The procedure is executed in a similar manner, with circumferential preparation and draping of the leg from the foot to the knee level. An incision is performed at a point 1 cm to 2 cm posterior and 2 cm proximal to the lateral malleolus. In this case, the incision can be as small as 1 cm. Identification and marking of the lesser saphenous vein and the sural nerve is accomplished through careful dissection with blunt scissors in the subcutaneous plane and silicone loop placement.
Once identified, the nerve is dissected proximally on its superficial surface for a length of 1 cm or 2 cm. This will provide enough space for the placement of the endoscope. A rigid 5 mm endoscope is placed in the created space. Dissection will proceed proximally on the superficial side of the nerve for the required length and is assisted by the use of endoscopic instruments.

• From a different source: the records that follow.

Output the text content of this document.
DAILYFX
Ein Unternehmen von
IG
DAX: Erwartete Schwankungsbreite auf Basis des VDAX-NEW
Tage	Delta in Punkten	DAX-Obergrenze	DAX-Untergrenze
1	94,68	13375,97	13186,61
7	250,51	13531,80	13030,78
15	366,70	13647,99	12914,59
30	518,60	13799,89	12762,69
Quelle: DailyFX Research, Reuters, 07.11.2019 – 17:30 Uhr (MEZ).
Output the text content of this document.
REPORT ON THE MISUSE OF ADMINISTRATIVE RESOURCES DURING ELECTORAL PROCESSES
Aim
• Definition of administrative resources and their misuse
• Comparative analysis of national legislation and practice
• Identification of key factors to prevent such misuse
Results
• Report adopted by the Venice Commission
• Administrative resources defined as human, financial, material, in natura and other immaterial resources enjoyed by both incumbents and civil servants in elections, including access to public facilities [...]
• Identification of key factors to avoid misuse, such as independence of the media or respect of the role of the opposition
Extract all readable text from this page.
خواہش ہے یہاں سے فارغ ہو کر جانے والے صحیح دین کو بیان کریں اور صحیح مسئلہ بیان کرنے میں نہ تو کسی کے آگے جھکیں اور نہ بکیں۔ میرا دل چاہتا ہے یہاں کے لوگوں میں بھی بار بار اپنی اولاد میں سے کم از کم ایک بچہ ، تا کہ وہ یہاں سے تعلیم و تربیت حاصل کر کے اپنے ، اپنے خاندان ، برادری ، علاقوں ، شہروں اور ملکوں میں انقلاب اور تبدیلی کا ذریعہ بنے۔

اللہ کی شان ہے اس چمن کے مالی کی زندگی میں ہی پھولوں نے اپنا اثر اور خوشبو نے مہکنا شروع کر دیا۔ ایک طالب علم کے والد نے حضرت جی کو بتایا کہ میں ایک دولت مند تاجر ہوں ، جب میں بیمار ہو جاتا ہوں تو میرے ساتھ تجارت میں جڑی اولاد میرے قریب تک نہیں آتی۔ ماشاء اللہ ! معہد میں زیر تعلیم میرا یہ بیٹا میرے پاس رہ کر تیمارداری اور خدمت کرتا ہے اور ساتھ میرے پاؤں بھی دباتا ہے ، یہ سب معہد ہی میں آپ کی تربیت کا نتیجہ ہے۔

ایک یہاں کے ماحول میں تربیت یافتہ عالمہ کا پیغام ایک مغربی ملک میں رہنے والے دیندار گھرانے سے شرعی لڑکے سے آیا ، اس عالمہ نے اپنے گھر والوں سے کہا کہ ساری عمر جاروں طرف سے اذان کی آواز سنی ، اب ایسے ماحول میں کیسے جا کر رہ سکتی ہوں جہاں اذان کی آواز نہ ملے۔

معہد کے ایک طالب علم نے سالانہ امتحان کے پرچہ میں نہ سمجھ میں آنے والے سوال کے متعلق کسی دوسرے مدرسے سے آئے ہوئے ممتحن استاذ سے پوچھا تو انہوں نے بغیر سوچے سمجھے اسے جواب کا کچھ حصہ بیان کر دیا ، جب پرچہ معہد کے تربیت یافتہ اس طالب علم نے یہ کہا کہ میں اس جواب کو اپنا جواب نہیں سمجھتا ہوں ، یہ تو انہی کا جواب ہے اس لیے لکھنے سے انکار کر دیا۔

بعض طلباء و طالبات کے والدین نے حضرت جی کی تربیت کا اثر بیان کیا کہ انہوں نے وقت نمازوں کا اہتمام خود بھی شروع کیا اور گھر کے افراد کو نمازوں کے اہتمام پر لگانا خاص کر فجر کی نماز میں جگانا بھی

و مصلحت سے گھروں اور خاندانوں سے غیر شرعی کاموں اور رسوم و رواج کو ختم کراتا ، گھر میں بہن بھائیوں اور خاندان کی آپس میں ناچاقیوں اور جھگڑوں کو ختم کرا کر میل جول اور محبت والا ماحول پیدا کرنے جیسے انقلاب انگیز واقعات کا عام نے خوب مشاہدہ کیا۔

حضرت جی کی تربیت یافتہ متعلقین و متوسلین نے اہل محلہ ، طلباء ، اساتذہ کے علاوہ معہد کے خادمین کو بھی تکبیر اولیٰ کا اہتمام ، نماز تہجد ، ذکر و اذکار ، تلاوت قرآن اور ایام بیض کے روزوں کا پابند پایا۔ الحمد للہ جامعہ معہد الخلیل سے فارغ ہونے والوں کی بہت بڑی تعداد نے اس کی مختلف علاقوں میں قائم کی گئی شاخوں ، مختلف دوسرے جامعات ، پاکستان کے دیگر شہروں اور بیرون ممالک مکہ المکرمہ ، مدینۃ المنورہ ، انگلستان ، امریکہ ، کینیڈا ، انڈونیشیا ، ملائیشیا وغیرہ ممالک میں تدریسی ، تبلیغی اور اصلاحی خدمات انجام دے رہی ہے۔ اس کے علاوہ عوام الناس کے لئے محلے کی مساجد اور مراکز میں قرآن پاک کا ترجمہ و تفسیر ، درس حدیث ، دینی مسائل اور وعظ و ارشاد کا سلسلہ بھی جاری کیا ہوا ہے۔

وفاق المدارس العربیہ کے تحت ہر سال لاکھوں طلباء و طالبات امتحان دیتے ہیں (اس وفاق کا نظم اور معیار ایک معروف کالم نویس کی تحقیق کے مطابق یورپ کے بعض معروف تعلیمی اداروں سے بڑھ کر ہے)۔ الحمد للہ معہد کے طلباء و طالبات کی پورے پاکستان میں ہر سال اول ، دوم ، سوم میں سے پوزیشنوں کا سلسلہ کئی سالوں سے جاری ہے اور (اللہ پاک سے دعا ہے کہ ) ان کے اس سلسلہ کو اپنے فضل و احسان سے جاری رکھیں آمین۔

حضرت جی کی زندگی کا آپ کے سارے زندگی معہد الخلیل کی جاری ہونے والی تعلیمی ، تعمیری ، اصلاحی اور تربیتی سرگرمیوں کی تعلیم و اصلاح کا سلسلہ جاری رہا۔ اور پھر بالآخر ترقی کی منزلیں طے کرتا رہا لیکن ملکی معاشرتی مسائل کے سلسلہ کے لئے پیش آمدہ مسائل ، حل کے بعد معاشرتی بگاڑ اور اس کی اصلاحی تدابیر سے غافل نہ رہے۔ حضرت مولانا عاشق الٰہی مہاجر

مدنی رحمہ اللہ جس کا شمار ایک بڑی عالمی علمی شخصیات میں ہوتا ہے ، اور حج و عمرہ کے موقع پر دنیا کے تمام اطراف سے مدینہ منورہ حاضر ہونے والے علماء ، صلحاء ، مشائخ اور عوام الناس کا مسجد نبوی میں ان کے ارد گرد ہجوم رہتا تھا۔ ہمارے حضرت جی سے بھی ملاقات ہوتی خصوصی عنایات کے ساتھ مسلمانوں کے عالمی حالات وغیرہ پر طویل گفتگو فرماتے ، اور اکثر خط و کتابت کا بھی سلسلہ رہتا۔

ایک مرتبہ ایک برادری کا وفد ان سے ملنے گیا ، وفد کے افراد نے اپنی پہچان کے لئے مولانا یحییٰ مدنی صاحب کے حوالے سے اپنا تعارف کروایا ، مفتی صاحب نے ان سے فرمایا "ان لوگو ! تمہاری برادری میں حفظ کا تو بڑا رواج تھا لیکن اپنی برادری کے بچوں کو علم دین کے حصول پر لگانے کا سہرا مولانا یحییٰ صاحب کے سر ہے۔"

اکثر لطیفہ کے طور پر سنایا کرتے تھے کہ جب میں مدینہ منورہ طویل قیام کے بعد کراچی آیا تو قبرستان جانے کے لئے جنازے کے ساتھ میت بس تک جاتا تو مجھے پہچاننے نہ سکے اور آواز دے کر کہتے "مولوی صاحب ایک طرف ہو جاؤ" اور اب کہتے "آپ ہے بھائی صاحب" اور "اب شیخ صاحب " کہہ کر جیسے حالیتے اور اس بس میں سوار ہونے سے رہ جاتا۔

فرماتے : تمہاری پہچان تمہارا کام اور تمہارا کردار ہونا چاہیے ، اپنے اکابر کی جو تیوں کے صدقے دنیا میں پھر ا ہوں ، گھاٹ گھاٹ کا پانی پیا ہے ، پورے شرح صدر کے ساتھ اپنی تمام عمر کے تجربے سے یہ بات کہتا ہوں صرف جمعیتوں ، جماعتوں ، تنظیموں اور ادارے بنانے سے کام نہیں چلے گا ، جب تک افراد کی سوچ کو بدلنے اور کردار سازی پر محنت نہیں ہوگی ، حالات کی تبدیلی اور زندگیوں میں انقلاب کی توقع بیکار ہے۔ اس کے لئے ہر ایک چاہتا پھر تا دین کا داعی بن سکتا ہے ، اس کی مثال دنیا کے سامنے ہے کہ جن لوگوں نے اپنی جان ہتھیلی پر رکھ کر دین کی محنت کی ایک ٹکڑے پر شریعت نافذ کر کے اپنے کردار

Once the required nerve length is reached, the lateral and posterior nerve surfaces are released from the surrounding soft tissue in a distal to proximal manner. Encountered branches during the nerve course may be preserved or sacrificed according to the specific needs. Once completely freed, the distal and most proximal end of the nerve is cut, and the nerve can be extracted through the distal incision. Closure and dressing are performed in the same fashion as in the open approach.
A different option for fast 360-degree nerve detachment from the surrounding soft tissue is by the use of a nerve stripper, which will reduce surgical time.
Complications of sural nerve graft harvesting are common to any surgical procedure. Poor wound healing and hypertrophic scarring may be encountered and can generate concern in some patients. The development of a painful neuroma at the site of nerve proximal section is a rare complication after sural nerve harvesting.[15]
The presence of postoperative anesthesia of the dorsum and lateral aspect of the foot must not be considered as a complication but as a consequence of the sural nerve harvest.[16] This phenomenon will improve over a period of one or two years due to collateral sprouting of the adjacent sensory nerves.
The presence of nerve disruptions is a common clinical situation, usually resulting from trauma. In the presence of a nerve gap, the use of a sural nerve graft is an excellent resource to restore nerve continuity. The knowledge of the basic anatomy will allow the surgeon to harvest the nerve in a safe manner, minimizing the trauma generated to the graft itself that could diminish its functionality and hinder the outcome.
Postoperative care is an important aspect of nerve grafting. Hospital stay is brief, and patients can be discharged overnight. Pain killers are prescribed to manage any post-operative discomfort.
Immobilization by the use of splints is usually necessary for a period of 3 to 4 weeks to avoid any traction on the healing nerve ends where the neurorhaphy has been performed.
The patient needs to understand the goals of the surgery and the expected time of recovery. Care coordination must be assured between the surgeon and the physical therapist as rehabilitation is an essential component to achieve any results from the procedure. Patients commitment and compliance are imperative during the recovery process since it involves adhesion to a specific rehabilitation program with daily exercises and frequent office visits during a period of months. Improvements are slow, and the patient should not lose motivation.